Thursday, April 22, 2010

Specialist Physician Practices as Patient-Centered Medical Homes | Health Care Reform Center

by awrence P. Casalino, M.D., Ph.D., Diane R. Rittenhouse, M.D., M.P.H., Robin R. Gillies, Ph.D., and Stephen M. Shortell, Ph.D., M.P.H.

During the past few years, widespread support has emerged for the patient-centered medical home (PCMH) model of health care delivery. The PCMH combines traditional concepts of primary care (a personal physician providing first-contact, continuous, and comprehensive care) with newer responsibilities to systematically improve the health of the medical home’s patient population (e.g., through the use of chronic disease registries, information technology, and new options for communication between patients and the practice). The framework for the model was created by the American College of Physicians (ACP), the American Academy of Family Physicians (AAFP), the American Academy of Pediatrics (AAP), and the American Osteopathic Association (AOA)1 and has been endorsed by the American Medical Association (AMA) and several medical specialty associations, including the American College of Cardiology, the American College of Chest Physicians, and the American Academy of Neurology. This model is a prominent component of the health care reform bill recently signed by President Barack Obama and is being tested in dozens of pilot projects around the country; it has been promoted by the Patient-Centered Primary Care Collaborative, a coalition of more than 500 large employers, consumer groups, health plans, labor unions, and physician and hospital organizations.

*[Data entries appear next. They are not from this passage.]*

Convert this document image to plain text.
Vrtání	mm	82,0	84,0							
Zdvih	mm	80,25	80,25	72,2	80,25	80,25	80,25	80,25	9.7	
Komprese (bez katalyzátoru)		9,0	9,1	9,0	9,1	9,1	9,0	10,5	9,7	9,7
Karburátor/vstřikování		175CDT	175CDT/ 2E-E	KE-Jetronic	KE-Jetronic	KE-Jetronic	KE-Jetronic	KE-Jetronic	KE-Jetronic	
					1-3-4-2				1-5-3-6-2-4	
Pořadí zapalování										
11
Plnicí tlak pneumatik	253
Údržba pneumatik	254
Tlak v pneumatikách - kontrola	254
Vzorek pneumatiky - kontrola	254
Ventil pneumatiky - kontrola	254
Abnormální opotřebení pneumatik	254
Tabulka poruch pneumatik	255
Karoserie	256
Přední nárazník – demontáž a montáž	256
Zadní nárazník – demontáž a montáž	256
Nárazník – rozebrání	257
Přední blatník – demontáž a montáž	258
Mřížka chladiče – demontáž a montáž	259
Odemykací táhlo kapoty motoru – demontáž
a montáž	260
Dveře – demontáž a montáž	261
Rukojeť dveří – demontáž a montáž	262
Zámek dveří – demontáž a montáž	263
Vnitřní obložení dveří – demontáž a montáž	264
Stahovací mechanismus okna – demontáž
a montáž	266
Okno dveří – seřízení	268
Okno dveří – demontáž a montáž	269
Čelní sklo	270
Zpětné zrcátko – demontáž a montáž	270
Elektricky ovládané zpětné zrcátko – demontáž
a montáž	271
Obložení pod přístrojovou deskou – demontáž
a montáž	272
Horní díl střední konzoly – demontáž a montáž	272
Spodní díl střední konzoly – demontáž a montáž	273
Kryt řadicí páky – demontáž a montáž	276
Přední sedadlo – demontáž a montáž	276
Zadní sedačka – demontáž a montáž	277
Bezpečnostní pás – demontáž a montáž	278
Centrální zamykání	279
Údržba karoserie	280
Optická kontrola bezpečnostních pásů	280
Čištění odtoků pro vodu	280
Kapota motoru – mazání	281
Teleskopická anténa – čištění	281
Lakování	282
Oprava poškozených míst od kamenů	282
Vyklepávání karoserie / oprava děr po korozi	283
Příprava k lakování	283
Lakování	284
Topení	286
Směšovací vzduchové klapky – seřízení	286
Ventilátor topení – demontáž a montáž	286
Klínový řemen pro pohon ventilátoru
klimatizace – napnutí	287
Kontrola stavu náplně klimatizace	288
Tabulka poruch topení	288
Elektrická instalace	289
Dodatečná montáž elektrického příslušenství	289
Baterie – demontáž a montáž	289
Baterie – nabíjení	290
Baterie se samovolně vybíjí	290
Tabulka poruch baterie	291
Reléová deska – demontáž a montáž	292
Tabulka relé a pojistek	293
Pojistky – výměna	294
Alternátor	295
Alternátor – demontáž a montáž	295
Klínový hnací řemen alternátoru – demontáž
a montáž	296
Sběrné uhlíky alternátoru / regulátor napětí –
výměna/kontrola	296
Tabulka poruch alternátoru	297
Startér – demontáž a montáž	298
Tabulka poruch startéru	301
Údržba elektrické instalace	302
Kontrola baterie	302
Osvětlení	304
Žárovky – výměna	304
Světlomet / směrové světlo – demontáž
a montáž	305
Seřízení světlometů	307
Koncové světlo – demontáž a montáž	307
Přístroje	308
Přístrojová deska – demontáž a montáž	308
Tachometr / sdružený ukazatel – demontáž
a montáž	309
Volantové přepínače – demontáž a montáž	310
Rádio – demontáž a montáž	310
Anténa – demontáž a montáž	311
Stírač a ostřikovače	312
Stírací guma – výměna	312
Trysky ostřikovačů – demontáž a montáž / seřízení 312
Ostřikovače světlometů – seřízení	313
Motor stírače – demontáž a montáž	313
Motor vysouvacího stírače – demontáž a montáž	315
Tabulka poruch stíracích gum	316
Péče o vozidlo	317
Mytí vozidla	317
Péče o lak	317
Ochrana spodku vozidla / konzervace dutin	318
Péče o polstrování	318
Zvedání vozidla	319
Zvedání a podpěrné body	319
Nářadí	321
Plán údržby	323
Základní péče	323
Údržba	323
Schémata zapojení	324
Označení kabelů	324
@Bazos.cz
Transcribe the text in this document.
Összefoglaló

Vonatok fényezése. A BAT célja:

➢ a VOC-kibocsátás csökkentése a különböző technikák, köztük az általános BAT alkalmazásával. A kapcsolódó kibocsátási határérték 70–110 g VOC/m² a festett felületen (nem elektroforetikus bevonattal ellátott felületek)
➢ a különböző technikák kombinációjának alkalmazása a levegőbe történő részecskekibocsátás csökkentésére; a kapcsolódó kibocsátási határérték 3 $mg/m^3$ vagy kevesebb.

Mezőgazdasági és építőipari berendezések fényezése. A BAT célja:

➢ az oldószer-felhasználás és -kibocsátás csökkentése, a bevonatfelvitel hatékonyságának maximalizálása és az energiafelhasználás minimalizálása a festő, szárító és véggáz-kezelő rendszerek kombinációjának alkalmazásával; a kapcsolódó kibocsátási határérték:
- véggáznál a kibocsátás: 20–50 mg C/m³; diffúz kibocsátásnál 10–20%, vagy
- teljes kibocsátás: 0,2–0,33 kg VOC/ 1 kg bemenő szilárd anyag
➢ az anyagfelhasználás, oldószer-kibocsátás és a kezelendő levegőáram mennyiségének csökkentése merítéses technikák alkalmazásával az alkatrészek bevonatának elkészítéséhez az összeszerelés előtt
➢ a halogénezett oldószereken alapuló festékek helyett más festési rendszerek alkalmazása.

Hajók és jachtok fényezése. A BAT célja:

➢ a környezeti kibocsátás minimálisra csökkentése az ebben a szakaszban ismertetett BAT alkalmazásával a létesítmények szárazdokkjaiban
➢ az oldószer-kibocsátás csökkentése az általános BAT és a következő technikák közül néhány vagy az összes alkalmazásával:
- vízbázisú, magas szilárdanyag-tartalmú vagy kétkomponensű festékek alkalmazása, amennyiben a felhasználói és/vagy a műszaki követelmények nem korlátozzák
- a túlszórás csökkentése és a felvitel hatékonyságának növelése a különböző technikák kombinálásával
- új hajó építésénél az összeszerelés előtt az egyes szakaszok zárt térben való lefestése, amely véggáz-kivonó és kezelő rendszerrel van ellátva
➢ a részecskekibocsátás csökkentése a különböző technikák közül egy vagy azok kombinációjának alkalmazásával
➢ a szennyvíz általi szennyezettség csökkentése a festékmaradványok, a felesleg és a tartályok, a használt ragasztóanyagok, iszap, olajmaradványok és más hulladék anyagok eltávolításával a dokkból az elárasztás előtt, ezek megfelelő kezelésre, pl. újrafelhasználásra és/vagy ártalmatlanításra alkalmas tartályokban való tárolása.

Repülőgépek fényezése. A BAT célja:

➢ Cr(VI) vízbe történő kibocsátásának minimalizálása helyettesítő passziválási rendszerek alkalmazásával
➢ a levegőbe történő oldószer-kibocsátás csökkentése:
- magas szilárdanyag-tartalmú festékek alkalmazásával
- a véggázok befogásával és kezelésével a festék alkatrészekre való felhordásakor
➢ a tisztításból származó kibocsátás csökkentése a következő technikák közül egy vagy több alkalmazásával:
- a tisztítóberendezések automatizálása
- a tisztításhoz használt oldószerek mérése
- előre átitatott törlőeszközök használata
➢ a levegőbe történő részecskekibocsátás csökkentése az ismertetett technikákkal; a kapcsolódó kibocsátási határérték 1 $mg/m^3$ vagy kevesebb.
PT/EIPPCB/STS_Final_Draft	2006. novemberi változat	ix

Some specialist physicians are raising concerns about the medical home’s implications for their practices. Proponents of the model advocate reforms that would increase payments to practices that qualify as medical homes; these payments might well come, directly or indirectly, from funds that would otherwise have been used to pay specialists. In addition, some specialists who see patients frequently for a chronic disease believe that their practice should be able to serve as the medical home for those patients.2 For example, in recent testimony before a Senate committee, a representative of the Alliance of Specialty Medicine criticized the planned medical home demonstration project of the Centers for Medicare and Medicaid Services (CMS) for excluding surgeons and argued that a urology practice may be the most appropriate PCMH for patients with prostate cancer or bladder-control problems.3 The AMA House of Delegates recently passed a resolution in support of permitting specialist practices to serve as medical homes.